Free course. One paragraph (sometimes) per week.
Power is trusted only when used to advance or protect our interests. In this context, the framers wanted a government strong enough to protect and serve them. They also wanted to limit the government so that it couldn’t tyrannize the people. They ended up with a Constitution that limits and divides power in multiple ways:
- Power is constitutionally limited only to those powers expressly delegated by the Constitution. Most notably, the 10th amendment reserves for the states all powers not explicitly delegated to the federal government in the Constitution. Article 4, Section 1, requires each state to respect the laws of the other states. Moreover, the Constitution’s list of rights is not meant as a limit: the 9th Amendment is clear that US citizens have rights beyond those listed in the Constitution.

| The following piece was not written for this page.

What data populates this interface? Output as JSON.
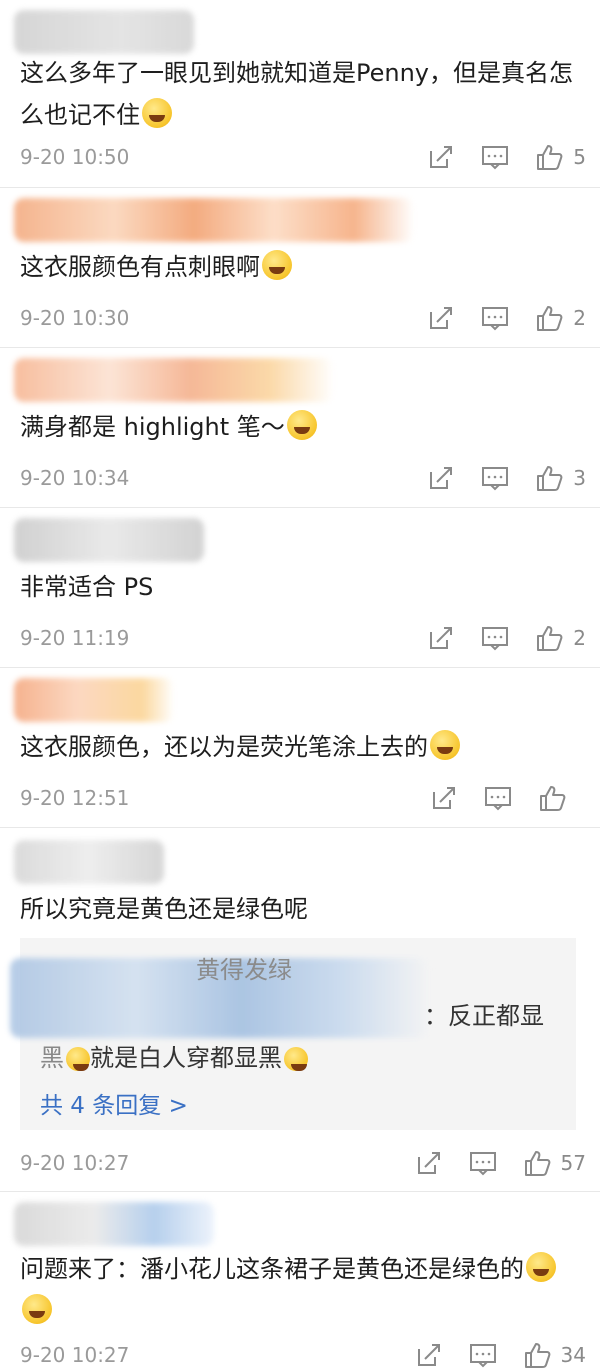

- Power is dispersed. Article 1 assigns the power to legislate only to Congress (the Legislative branch) and assigns its powers in Section 8. Congress’s power is constrained by dividing it into a House and Senate, with the House representing the population, and the Senate representing the states. Article 2 assigns the power to execute the law only to the presidency (the Executive branch). Judicial powers are assigned by Article 3 to the Supreme Court.
- There are checks and balances on power. Article 1, Section 7, gives the president the power to veto legislation unless both houses of Congress can overcome the veto with a two-thirds or better vote. Article 2, Section 4 states that the president, vice president, and all civil officers of the United States can be removed by impeachment if convicted of treason, bribery, or other high crimes and misdemeanors. This same article is one of several sources of congressional oversight powers.
- The framers’ idea of a strong but constrained presidency was reinforced later by the 22nd Amendment limiting presidents to no more than two terms in office.
- The federal government is explicitly prohibited from using the courts to persecute people. This is most notably reflected in the 4th, 5th, 6th, 7th, and 8th amendments.
- The framers made it hard to change the Constitution to get around its’ constraints on power. (See Article 5 of the Constitution).